Нетерпение проявила и Катя, сказала:

– Хватит Ваньку валять!

– Это все из-за фамилии твоего мужа. Не могу ее слышать. Прости.

– Скоро три года как его нет…

– Он и ему подобные забрали надежду. И тебя.

– Ты говорил, что разводиться не можешь. Я не хотела… И о какой надежде ты говоришь? У тебя она когда-нибудь была?

– Была. Та, на которой все держится. Надежда на лучшее. Твой муж отнял ее.

– Интересно – каким образом?

– Расставил на всех должностях гадов всяких. Тех, кто сейчас нами правит. Нынешнего президента назначил…

– Какая дичь!

– Назначил! Хотел и дальше за ниточки дергать, а ему – по рукам, по рукам! И тогда он – в Англию…

…Катя вздохнула. Иногда меня заносит. Иногда, признаюсь – ко мне приходят странные мысли. И ощущения у меня бывают своеобразными. Но старые друзья на то и старые друзья, чтобы вникать в суть. А суть того, что я хотел сказать, проста, привычна, банальна: все становится хуже, все идет к печальному финалу, мы все умрем, но не в одночасье, без мучений и тоски, а хорошенько помучившись и пострадав. Катя суть понимала.

– Как скажешь, – сказала она. – Как там Акелла? Или у тебя Тарзан на дежурстве? Есть работа.

– Акелла в порядке. Нет помощника. Я не могу и фургон вести, и клетку таскать. Оборудование. Сложное, тяжелое и дорогое. Я в долгах из-за него…

– Хорошо заплатят!

– …Улавливатели высокочастотных колебаний. Антенны. Датчики. Старый Тарзан умер, сейчас я натаскиваю молодого. Он еще не готов. Кто заказчик?

– Соседка. Дом через два от меня. Запиши телефон. Нона Ахметовна. Звонить в любое время.

– Найду помощника – позвоню.

– Я сказала – ты позвонишь сегодня. У нее трагедия, муж погиб. Хочет все продать, а первый же покупатель увидел крысиный помет.

– Мышиный скорее всего. Крысы аккуратисты, гадят в потайных местах, и мышей они убивают… Ладно, разберемся. Зайти к тебе можно будет?

– Куда?

– Через два дома от заказчика. Чайком угостишь.

– Мы с дочкой в Греции. От Санторини на восток налево, уютный островок…


…Это был всего лишь второй заказ, пришедший через Катю. Первый поступил весной восемьдесят восьмого. Катя пригласила поужинать в кооперативный ресторан в Кропоткинском переулке. Сказала, что ужинает с Трубецкими. Трубецким до семнадцатого года принадлежал весь доходный дом, на первом этаже которого Федоров открыл ресторан. Те их потомки, которых не расстреляли, которым не повезло уехать, помнили, что им когда-то принадлежало.

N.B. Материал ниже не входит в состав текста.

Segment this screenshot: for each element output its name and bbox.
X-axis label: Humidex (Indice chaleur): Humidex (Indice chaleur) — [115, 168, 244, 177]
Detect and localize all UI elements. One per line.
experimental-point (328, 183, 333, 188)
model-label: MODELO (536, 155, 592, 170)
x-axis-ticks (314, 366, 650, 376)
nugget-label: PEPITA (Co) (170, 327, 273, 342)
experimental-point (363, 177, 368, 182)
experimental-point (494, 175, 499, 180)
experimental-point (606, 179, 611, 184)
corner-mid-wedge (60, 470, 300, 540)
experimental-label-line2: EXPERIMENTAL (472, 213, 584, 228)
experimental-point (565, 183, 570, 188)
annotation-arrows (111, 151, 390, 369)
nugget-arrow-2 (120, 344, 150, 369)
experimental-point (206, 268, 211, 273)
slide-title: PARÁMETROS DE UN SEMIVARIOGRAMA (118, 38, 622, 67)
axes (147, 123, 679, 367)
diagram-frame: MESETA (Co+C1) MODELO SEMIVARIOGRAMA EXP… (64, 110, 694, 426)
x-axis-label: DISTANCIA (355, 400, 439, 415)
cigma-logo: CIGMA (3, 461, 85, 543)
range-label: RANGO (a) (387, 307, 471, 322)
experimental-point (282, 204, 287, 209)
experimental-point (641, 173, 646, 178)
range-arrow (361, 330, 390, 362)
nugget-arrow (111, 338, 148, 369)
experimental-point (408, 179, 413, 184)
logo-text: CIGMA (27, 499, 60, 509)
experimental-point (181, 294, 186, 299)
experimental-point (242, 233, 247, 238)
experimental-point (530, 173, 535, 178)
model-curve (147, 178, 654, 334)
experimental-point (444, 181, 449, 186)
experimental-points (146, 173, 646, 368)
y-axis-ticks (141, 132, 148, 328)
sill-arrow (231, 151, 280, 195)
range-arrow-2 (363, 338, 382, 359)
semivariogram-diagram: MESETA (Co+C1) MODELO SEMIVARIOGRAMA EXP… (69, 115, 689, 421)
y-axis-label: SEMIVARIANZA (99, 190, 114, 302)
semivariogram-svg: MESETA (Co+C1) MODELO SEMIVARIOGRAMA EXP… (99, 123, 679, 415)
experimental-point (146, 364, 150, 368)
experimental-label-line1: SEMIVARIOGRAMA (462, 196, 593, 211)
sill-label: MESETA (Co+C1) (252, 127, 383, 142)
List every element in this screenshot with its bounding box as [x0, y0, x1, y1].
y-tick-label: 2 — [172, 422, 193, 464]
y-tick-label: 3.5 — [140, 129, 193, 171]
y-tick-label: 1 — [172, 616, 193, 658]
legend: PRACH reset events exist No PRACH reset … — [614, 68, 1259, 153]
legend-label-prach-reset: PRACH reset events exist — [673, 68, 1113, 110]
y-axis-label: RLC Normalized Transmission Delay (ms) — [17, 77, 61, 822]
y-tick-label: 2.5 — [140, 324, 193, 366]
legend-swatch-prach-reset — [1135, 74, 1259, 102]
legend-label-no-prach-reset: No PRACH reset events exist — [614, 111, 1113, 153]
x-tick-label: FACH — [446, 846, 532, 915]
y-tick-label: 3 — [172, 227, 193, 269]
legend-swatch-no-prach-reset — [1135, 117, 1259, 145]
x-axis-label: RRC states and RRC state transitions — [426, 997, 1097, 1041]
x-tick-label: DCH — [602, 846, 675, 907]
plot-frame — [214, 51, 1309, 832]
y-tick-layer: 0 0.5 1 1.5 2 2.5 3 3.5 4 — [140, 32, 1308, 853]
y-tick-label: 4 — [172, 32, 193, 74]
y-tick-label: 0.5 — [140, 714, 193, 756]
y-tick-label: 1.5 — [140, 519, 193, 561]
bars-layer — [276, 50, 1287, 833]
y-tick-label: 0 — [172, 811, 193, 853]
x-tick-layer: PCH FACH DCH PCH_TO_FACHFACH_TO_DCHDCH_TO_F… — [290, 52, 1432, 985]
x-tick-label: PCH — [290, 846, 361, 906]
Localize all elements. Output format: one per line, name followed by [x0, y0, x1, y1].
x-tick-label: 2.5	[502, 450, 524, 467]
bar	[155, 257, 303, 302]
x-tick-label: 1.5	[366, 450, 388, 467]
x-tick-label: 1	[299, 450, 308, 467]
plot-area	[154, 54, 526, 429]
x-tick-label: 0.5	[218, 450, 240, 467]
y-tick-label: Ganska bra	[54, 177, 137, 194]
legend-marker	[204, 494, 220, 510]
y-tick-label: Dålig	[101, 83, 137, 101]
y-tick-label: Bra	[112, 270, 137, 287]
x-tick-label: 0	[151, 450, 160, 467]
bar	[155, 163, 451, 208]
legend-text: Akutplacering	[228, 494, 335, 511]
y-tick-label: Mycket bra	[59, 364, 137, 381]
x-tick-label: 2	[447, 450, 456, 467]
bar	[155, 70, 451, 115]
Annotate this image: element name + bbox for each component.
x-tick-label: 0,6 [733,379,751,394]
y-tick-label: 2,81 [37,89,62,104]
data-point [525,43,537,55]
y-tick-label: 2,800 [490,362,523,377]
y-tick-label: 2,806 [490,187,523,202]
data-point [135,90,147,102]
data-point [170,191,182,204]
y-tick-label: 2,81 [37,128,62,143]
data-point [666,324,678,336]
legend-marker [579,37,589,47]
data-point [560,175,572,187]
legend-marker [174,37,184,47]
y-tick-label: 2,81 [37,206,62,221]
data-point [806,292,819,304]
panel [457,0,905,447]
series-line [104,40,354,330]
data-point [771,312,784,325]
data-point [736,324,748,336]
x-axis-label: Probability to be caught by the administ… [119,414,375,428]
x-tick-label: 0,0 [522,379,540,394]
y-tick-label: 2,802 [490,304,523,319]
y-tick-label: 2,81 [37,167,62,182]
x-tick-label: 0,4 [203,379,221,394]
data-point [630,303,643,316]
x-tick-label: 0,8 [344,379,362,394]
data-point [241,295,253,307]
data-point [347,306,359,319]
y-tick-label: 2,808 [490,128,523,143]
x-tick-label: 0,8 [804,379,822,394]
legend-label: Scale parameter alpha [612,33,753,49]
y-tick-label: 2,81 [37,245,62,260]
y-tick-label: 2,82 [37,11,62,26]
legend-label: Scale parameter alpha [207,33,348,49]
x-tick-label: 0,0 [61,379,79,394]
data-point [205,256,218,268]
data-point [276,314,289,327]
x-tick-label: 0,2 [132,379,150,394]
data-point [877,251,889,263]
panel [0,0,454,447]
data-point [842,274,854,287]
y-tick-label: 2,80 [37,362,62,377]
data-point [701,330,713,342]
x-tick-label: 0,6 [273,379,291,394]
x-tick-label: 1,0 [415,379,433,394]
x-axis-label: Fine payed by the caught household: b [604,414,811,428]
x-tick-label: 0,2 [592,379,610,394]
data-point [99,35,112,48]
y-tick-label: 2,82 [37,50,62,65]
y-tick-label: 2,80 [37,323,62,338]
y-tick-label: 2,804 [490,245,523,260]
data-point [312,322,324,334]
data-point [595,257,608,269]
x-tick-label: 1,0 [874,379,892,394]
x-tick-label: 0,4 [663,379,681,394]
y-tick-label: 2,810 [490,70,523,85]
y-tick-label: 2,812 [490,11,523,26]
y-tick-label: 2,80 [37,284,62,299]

Катин тогда еще живой и бойкий муж помог с расселением коммунальных квартир на первом этаже, прежнее место которых занял ресторан, кому надо позвонил, что требовалось сделал, и теперь у Кати было преимущество в записи: когда она хочет записаться, а мест нет, мэнеджер – она так и сказала: «мэ-не-джер» – вычеркивает какого-нибудь мидака или референта капээсэс, им все равно недолго осталось. Недолго осталось до чего? Муж говорит, что скоро партии капец, впрочем, это неважно, в семь, не опаздывай, но я опоздал – уже выйдя из дома, вспомнил, что надел тот самый свитер, в котором вылетал через лобовое стекло, с пятнами крови, – и пришел в ресторан – мэнеджер был крайне предупредителен, когда узнал, кто меня ждет, – к тому времени, когда миниатюрная, с глазами чуть навыкате, впалыми щеками, большим ртом, нервная Катя, сидевшая напротив двух больших, гладких, спокойных и ухоженных женщин, уже сделала заказ.

Трубецким я поцеловал ручки, у одной кожа пахла огурцом, у другой смородиной; оказалось – обе они были Трубецкими по мужьям, родители одной были из медработников среднего звена, мы с ней поговорили о тяжелой фельдшерской доле, у другой – из чекистов первого помета, прадедушку грохнули еще в начале двадцатых, за контакты с ушедшими в подполье эсерами. Но обе несли себя по жизни с аристократическим достоинством. Казались большими Гедеминовичами, чем сами Трубецкие. Так сказала Катя. За это умение, думаю, их и взяли – улучшить кровь.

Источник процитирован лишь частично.